Едва он узнал о каразинском доносе графу Кочубею, так тут же принялся за дело. Как председатель общества, при начавшемся беспорядке в то самое памятное заседание, когда изгоняли Каразина, он должен был напомнить всем о благопристойности и тишине, которые, по уставу, должны свято сохраняться обществом, но Глинка уже понял, что надобно пойти на конфликт, обострить ситуацию, чтобы случилось то, что в итоге и случилось — разрыв. Он спокойно, сложа руки, смотрел, как разгорается скандал, хотя был обязан его прекратить. Разрыв развязывал ему руки, он мог в таком случае действовать не за спиной у врага, который считался соратником, а прямо, открыто напасть, не испытывая при этом ни малейшего неудобства.

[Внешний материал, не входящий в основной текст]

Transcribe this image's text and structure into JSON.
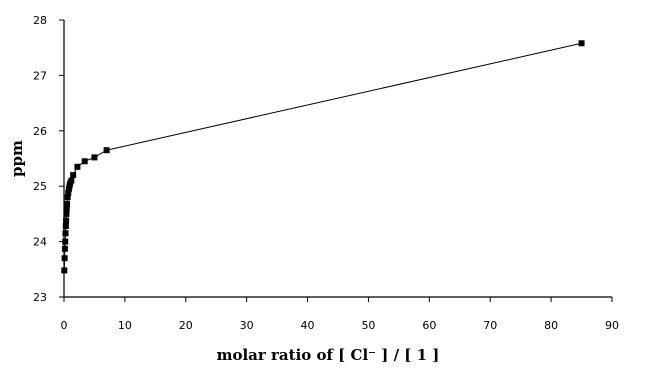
{
  "chart_data": {
    "type": "line",
    "title": "",
    "xlabel": "molar ratio of [ Cl⁻ ] / [ 1 ]",
    "ylabel": "ppm",
    "xlim": [
      0,
      90
    ],
    "ylim": [
      23,
      28
    ],
    "x_ticks": [
      0,
      10,
      20,
      30,
      40,
      50,
      60,
      70,
      80,
      90
    ],
    "y_ticks": [
      23,
      24,
      25,
      26,
      27,
      28
    ],
    "grid": false,
    "legend": "none",
    "marker": "square",
    "line_color": "#000000",
    "series": [
      {
        "x": [
          0.05,
          0.1,
          0.15,
          0.2,
          0.25,
          0.3,
          0.35,
          0.4,
          0.45,
          0.5,
          0.6,
          0.7,
          0.8,
          0.9,
          1.0,
          1.2,
          1.5,
          2.2,
          3.4,
          5.0,
          7.0,
          85.0
        ],
        "values": [
          23.48,
          23.7,
          23.87,
          24.0,
          24.15,
          24.28,
          24.38,
          24.5,
          24.6,
          24.68,
          24.8,
          24.88,
          24.95,
          25.0,
          25.05,
          25.1,
          25.2,
          25.35,
          25.45,
          25.52,
          25.65,
          27.58
        ]
      }
    ]
  }
}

Но сначала, как он полагал, надо было выведать, что именно известно в правительственных кругах, что добавил Каразин к своей возмутительной записке в примечаниях. И есть ли там что-то такое, что угрожает хоть одному человеку из многих обществ, в которых сам Глинка состоит и куда вовлекает новых членов? Есть ли личные доносы на кого-то, кто может рассказать властям о роли самого Глинки в оппозиционных кругах?
Граф Милорадович принял его с бумагами в своем кабинете, где лежал на любимом зеленом диване, укутанный дорогими шалями. Слуга выкладывал дрова в камине, собираясь его растопить.
— Знаешь, душа моя, — обратился граф к подчиненному, подкашливая. — У меня, кажется, грыпп, это теперь модно, но по делам все-таки пришлось выезжать и быть сегодня у графа Кочубея, говорил он мне о тайных обществах, в которые и сам, впрочем, не верит. Я ему сказал: «Все вздор, оставьте этих мальчишек писать свои дрянные стишонки», «И я так думаю, — вздохнул Виктор Павлович, — но государя насторожили стихи». Ты что думаешь об этих обществах?